Le fixeur des quartiers tendres

Né dans un quartier très sensible, un quartier très émotif et susceptible, souvent délicat, le fixeur emmène toutes sortes de personnes désireuses de pénétrer les zones qu’il arpente depuis sa naissance, zones dont il connaît la faune et la flore et où il peut assurer la sécurité des visiteurs.
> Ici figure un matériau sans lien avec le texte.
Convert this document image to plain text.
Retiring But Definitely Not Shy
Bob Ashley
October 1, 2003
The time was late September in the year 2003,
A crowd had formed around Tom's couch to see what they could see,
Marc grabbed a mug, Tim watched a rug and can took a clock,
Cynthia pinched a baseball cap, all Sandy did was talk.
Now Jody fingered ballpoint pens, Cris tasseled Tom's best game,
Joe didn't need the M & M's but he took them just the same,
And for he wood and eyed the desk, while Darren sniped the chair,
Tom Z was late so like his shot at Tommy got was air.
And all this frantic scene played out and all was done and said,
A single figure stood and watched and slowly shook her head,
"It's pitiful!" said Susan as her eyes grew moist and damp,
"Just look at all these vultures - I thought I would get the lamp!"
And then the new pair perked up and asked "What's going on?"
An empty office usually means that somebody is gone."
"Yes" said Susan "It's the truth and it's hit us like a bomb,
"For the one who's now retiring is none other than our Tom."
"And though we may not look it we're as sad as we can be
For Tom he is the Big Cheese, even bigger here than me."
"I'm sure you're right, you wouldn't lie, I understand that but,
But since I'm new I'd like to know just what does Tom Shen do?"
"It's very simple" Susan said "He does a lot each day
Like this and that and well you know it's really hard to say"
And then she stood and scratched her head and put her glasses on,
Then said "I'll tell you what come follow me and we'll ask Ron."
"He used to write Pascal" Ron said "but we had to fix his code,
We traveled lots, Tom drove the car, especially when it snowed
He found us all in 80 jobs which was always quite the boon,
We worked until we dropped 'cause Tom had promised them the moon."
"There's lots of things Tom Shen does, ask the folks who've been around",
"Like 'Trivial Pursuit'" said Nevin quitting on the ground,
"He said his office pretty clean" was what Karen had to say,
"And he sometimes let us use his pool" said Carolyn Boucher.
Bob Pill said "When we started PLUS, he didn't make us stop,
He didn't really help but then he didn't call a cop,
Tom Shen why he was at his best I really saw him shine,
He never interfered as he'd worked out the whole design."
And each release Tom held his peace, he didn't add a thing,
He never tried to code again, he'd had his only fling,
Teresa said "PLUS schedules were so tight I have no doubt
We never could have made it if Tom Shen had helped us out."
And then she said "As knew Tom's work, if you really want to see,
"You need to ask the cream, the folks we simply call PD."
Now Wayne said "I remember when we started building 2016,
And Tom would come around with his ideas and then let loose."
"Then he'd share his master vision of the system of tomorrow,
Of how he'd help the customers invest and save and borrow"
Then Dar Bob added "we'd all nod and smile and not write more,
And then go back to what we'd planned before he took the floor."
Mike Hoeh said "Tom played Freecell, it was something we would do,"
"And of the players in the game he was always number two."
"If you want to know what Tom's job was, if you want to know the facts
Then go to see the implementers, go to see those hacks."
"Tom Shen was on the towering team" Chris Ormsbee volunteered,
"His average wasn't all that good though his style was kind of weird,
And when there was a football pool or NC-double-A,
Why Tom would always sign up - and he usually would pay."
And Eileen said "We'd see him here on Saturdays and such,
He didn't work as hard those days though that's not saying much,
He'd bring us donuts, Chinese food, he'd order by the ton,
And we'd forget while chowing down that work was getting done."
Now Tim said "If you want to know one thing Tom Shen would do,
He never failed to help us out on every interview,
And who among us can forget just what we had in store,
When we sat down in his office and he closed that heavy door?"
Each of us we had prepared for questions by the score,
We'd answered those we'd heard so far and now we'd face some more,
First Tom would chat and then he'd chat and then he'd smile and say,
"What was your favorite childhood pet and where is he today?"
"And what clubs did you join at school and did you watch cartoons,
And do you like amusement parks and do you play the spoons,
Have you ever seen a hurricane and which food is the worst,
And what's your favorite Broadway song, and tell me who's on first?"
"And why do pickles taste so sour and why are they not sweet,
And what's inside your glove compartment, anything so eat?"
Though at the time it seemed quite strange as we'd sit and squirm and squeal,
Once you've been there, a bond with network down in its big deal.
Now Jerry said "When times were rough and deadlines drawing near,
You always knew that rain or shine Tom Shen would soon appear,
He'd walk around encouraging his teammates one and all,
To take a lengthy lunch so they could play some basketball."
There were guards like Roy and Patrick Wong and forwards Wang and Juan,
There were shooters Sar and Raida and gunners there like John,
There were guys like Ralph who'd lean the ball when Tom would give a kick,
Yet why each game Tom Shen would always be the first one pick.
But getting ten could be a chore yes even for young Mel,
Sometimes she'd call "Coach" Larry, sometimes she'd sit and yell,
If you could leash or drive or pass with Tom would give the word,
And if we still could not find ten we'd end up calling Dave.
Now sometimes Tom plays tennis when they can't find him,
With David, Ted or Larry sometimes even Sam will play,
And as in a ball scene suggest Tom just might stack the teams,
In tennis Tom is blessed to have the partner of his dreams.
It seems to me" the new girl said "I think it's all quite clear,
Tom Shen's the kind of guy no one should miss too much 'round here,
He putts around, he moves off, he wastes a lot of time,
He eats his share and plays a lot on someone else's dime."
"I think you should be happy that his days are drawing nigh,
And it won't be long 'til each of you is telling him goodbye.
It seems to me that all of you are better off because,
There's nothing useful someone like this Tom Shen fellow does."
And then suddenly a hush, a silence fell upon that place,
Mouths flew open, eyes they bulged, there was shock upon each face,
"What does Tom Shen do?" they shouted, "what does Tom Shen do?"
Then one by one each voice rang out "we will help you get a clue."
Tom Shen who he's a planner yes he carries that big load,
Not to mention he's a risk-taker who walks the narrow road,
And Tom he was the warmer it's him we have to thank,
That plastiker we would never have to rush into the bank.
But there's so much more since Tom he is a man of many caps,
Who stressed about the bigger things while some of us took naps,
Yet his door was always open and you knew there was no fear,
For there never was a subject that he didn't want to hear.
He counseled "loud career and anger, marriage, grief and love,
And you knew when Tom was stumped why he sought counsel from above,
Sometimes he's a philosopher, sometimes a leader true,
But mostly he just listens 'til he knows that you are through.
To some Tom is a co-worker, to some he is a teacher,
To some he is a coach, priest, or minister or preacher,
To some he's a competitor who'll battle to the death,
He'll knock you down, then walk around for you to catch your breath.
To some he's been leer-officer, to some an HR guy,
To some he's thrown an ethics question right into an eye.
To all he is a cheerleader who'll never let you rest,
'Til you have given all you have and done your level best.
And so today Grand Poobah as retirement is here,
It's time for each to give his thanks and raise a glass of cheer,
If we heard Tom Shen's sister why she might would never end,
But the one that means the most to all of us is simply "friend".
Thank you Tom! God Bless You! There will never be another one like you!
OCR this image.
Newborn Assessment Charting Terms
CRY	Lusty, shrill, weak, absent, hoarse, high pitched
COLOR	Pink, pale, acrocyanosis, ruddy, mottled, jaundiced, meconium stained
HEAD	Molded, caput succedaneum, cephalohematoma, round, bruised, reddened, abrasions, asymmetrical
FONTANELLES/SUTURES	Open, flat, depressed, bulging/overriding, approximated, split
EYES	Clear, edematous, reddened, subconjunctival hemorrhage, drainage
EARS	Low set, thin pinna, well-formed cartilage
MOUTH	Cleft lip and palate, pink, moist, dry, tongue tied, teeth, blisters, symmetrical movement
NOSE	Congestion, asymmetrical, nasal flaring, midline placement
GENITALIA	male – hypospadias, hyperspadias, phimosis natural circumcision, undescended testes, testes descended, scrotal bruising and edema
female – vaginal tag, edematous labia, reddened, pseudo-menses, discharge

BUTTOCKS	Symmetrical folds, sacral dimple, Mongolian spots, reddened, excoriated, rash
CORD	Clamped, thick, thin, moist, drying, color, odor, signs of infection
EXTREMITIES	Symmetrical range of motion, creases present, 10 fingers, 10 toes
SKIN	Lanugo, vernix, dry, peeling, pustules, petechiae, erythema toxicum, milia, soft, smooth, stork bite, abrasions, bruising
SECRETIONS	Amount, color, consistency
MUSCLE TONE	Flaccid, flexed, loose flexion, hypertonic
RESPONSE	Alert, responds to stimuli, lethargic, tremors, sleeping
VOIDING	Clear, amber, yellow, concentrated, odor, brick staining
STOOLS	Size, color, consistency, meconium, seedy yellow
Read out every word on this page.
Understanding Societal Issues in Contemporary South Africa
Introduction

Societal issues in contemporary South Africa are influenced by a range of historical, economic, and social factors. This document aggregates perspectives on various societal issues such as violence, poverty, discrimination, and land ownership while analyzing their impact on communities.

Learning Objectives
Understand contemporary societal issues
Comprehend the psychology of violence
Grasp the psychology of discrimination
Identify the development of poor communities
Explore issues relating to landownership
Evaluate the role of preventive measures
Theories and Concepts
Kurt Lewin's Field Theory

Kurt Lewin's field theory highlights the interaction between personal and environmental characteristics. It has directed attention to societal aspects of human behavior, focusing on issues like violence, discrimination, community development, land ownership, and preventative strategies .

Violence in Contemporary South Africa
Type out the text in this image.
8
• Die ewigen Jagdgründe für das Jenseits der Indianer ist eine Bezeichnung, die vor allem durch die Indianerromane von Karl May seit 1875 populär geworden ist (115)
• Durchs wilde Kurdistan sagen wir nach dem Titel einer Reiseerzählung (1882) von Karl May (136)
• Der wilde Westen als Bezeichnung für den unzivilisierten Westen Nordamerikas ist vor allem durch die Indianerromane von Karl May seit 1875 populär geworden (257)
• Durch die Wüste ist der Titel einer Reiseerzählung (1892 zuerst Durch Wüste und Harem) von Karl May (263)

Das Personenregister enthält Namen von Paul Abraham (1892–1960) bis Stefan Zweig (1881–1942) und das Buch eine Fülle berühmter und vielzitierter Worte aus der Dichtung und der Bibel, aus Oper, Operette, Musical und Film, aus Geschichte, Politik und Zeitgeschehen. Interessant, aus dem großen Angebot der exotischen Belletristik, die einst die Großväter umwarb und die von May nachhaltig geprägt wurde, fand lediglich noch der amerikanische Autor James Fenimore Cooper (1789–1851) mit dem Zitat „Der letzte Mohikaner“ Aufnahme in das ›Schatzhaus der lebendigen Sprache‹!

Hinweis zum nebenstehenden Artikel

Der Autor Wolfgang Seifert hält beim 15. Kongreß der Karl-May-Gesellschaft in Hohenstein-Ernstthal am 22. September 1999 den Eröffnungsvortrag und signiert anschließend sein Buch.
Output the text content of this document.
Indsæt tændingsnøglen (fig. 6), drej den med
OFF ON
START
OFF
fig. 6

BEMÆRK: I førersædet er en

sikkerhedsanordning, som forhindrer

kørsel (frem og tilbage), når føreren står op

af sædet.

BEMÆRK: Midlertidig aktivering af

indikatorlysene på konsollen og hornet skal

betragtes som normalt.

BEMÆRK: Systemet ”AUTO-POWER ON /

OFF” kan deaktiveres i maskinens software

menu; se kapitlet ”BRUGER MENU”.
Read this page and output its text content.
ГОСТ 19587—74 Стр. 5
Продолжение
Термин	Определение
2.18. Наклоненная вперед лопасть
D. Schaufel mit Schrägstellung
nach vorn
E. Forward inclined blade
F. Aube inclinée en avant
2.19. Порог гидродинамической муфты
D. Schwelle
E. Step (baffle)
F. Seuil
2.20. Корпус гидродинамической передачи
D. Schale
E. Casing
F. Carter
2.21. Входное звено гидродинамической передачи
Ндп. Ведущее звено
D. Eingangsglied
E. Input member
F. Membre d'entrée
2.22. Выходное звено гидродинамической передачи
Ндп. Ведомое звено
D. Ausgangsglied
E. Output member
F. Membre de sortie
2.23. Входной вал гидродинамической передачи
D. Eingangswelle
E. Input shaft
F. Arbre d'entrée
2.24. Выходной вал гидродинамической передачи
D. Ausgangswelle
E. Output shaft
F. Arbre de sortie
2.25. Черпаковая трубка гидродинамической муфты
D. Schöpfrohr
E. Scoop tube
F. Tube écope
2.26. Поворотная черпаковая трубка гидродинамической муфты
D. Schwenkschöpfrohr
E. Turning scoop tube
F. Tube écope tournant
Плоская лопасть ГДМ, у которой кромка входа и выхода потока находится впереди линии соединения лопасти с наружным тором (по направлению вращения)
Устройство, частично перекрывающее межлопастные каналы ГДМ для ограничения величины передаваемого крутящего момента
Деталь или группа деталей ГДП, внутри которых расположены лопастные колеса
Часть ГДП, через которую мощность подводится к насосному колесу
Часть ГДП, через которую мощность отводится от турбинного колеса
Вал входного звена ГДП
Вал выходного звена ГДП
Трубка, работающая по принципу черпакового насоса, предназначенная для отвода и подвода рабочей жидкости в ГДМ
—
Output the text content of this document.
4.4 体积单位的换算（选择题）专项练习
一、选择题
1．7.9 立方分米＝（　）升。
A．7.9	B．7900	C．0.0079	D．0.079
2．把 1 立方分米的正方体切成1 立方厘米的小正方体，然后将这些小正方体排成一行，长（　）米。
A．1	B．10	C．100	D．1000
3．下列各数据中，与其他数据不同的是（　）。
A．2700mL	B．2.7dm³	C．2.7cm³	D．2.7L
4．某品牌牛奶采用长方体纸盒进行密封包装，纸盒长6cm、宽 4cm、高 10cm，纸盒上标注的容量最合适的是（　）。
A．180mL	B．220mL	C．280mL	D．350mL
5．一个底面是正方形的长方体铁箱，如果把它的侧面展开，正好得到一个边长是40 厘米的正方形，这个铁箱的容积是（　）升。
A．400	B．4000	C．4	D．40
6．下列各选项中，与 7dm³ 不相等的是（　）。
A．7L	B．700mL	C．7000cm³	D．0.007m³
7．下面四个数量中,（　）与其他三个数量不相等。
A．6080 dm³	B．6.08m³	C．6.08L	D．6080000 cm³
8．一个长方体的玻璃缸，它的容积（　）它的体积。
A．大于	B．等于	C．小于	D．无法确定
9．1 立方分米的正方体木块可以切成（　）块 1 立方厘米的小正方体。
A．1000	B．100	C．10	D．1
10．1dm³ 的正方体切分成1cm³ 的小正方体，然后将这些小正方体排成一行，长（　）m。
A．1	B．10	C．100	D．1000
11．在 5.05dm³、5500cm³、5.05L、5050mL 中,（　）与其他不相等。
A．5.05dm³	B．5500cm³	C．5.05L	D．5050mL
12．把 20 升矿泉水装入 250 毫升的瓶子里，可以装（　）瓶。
Quand on lui demande ce qu’il fait, Alain-François (ce prénom n’est pas le sien) répond :
– C’est comme une visite dans une forêt sauvage. J’accompagne des gens sur des terrains difficiles, il y des dangers, des surprises, je leur évite des erreurs graves parfois fatales, je décode pour eux le monde qui les entoure, je traduis leurs questions et j’explique les réponses, il me faut aussi interpréter, tout replacer dans son contexte. Je guide mes protégés dans des zones pas toujours faciles, je suis une façon d’éclaireur, un stalker. Je prends les rendez-vous, je connais les contacts, je sais ce qu’il faut faire et ne pas faire, comment négocier, comment parler, quels gestes éviter, quels mots utiliser. Tout ceci a un prix.
– Pour quel genre de visiteurs travaillez-vous ? Des journalistes ?
– Tous les genres. Des sociologues, des curieux, des photographes, des touristes parfois. Des écrivains voyageurs même. Vous avez lu Aventuriers de la grande banlieue ? Et Au cœur des ronds points ? J’étais fixeur pour l’auteur. Il y a beaucoup de gens qui viennent étudier mais d’autres aussi qui aiment voir sans être vus.
Cela aurait plu à Jacques Marchal ; c’est selon lui une attirance majeure : voir sans être vu (le signe de l’authenticité). La présence permanente de l’électricité a accentué la tendance. Ce n’est pas le savoir ou les informations ni le divertissement mais le plaisir de voir sans être vu qui est le plus recherché. Or, la plupart du temps, de même que l’on ne peut filmer si l’on n’a pas déjà vu, toujours selon Jacques Marchal, ils sont vus mais ne voient rien.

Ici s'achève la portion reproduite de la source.